Gas turbines, such as aircraft engines for example, are made up of multiple subassemblies, namely a fan, preferably multiple compressors, a combustion chamber, and preferably multiple turbines. For improving the efficiency and the working range of such gas turbines it is necessary to optimize all subsystems or components of the gas turbine. The present invention relates to the improvement of the efficiency and the working range of compressors, in particular transonic high-pressure compressors.
As a rule, compressors of gas turbines are made up of multiple stages, which are situated axially consecutively in the flow, each stage being formed by a rotating blade row formed by rotating blades assigned to a rotor. The rotating blades forming the rotating blade row and assigned to the rotor rotate together with the rotor vis-á-vis the stationary guide blades and a likewise stationary housing. For reducing manufacturing costs, an increasingly compact compressor design having the lowest possible number of stages is aimed for. Furthermore, the overall pressure conditions within the gas pressure turbine or the compressor and thus the pressure ratios between the individual stages increase due to the constant optimization of the efficiency and the working range of such compressors.
Increasingly larger stage pressure ratios and an increasingly smaller number of stages inevitably result in higher circumferential velocities of the rotating components of the compressor. The rotational speeds, which increase with the reduction of the number of stages, result in increasing mechanical stresses in particular on the rotating blades rotating together with the rotor and in a supersonic flow over the rotating blades as well as in transonic flow conditions within the blade grid.
Such flow conditions require an optimized, aerodynamic design of a compressor; in such an aerodynamic design, attention must be paid in particular to accurate contouring of the blade profiles and the leading edge of the blade.
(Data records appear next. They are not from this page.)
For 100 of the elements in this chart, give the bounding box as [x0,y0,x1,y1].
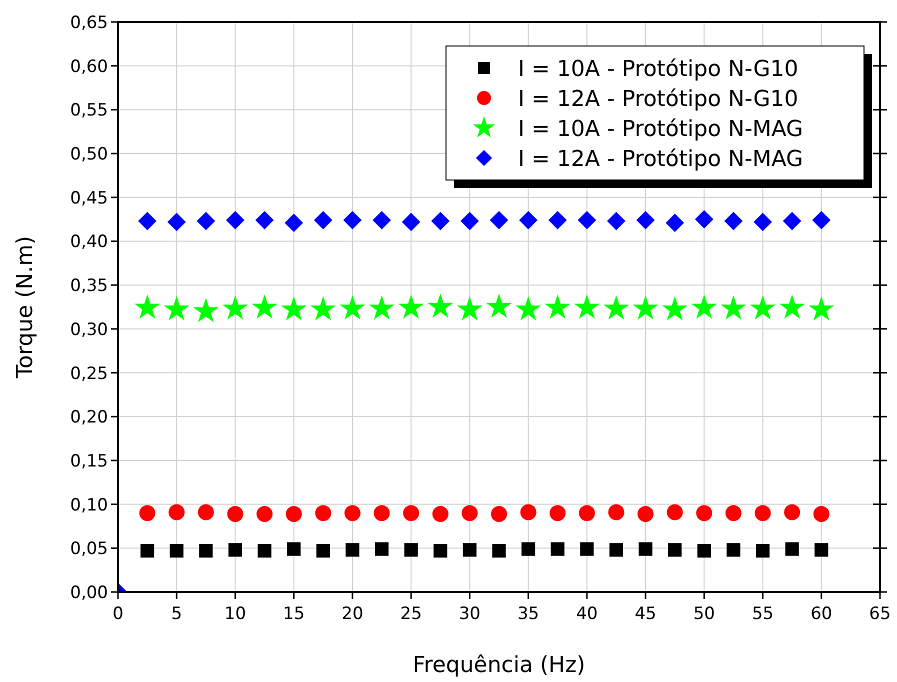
point [138,212,157,230]
point [228,543,242,557]
legend-label: I = 10A - Protótipo N-G10 [518,57,798,82]
legend-label: I = 12A - Protótipo N-G10 [518,87,798,112]
point [808,296,834,321]
point [402,212,420,232]
point [691,294,717,319]
point [636,210,655,230]
point [574,294,600,319]
x-tick-label: 30 [458,604,481,624]
point [281,296,307,321]
point [666,214,684,232]
point [779,294,805,319]
point [550,505,566,522]
y-tick-label: 0,40 [70,232,108,252]
point [754,212,772,232]
point [490,210,508,230]
y-tick-label: 0,35 [70,276,108,296]
point [462,543,476,557]
point [167,212,186,232]
point [346,543,360,557]
point [486,293,512,318]
point [726,543,740,557]
y-tick-label: 0,55 [70,100,108,121]
point [398,294,424,319]
point [548,210,567,230]
x-tick-label: 5 [171,604,182,624]
point [314,210,332,230]
x-tick-label: 0 [112,604,124,624]
point [284,214,304,232]
point [785,542,799,556]
point [134,294,160,319]
point [344,505,360,522]
point [544,294,570,319]
point [196,212,216,230]
point [222,295,248,320]
y-tick-label: 0,00 [70,583,108,603]
point [258,544,272,558]
point [725,505,742,522]
point [522,542,536,556]
point [662,296,688,321]
point [139,505,156,522]
y-tick-label: 0,65 [70,13,108,33]
point [603,295,630,320]
point [227,506,244,522]
x-tick-label: 15 [283,604,305,624]
point [550,542,564,556]
point [310,296,336,321]
point [720,295,746,320]
point [343,210,362,230]
point [632,295,658,320]
point [580,542,594,556]
x-tick-label: 50 [693,604,715,624]
point [340,295,366,320]
point [193,298,219,322]
point [754,505,771,522]
point [434,544,448,558]
point [403,505,420,522]
point [812,210,831,230]
x-tick-label: 20 [342,604,364,624]
point [198,504,214,520]
point [491,506,507,522]
point [372,210,391,230]
point [255,210,274,230]
point [168,504,185,520]
x-tick-label: 25 [400,604,422,624]
point [578,505,595,522]
point [226,210,244,230]
point [374,542,389,556]
y-tick-label: 0,15 [70,451,108,472]
x-tick-label: 45 [634,604,656,624]
point [638,506,654,522]
point [814,543,828,557]
y-axis-title: Torque (N.m) [13,236,38,380]
point [431,212,450,230]
point [519,210,538,230]
point [140,544,154,558]
x-axis-title: Frequência (Hz) [412,653,586,678]
point [252,294,278,319]
point [287,542,301,556]
point [404,543,418,557]
point [520,504,536,520]
x-tick-label: 55 [752,604,774,624]
y-tick-label: 0,25 [70,364,108,384]
point [492,544,506,558]
point [456,296,483,321]
point [608,504,624,520]
point [696,505,712,522]
point [256,506,273,522]
point [666,504,683,520]
point [462,505,478,522]
point [460,212,479,230]
point [750,295,776,320]
x-tick-label: 35 [517,604,540,624]
point [694,210,714,229]
y-tick-label: 0,45 [70,188,108,208]
point [368,295,395,320]
point [607,212,626,230]
point [374,505,390,522]
x-tick-label: 10 [224,604,246,624]
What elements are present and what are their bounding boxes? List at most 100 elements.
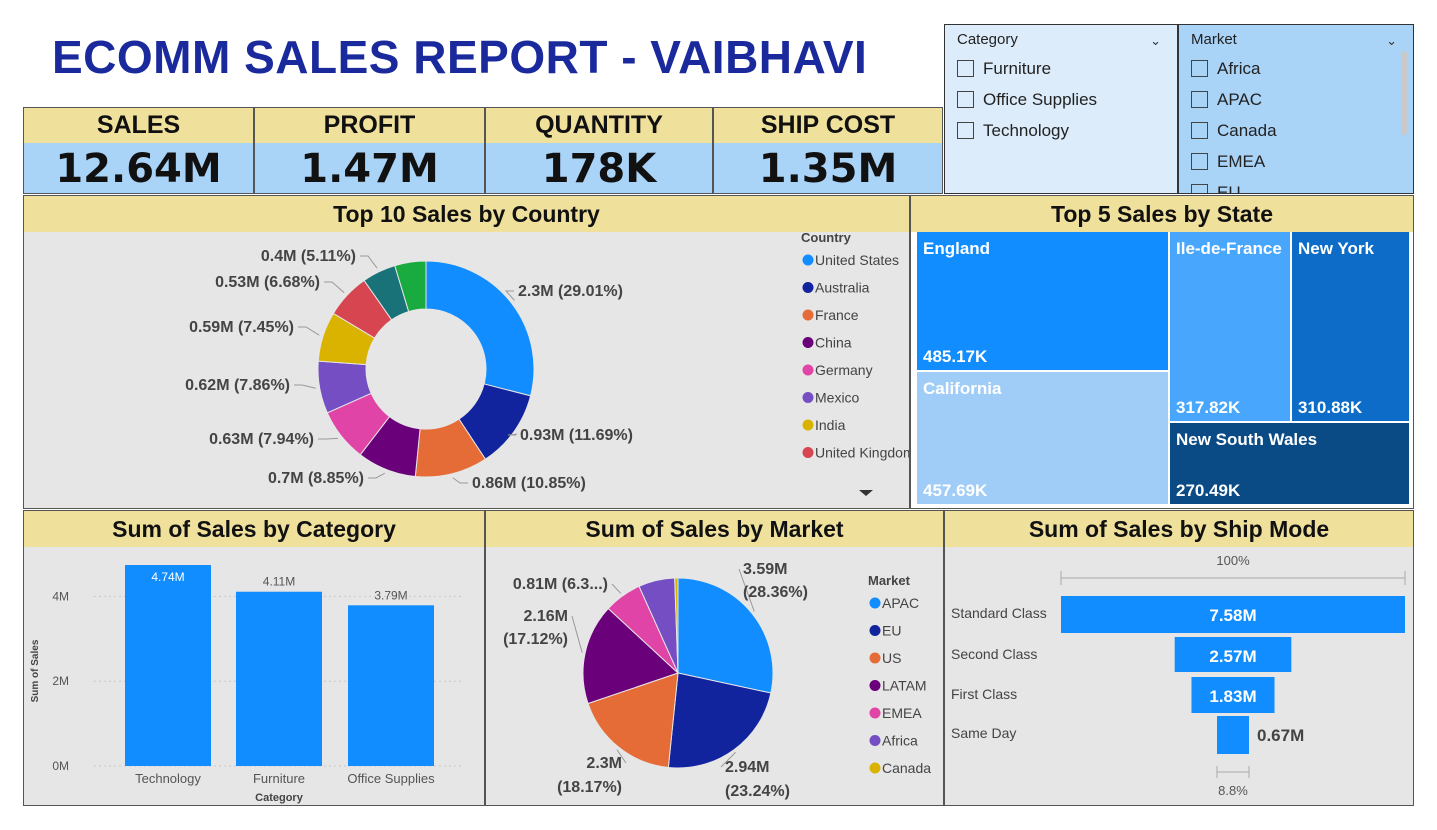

For influencing the stability behavior of a fan and thus for optimizing the efficiency and the working range of same it is known from the related art to slant the fan blades of a fan in the area of its leading edge in the sense of a sweep angle. A distinction is made between fan blades whose leading edges are slanted in the sense of a forward sweep and such rotating blades whose leading edges are slanted in the sense of a backward sweep. Reference is made in this regard to U.S. Pat. No. 5,167,489.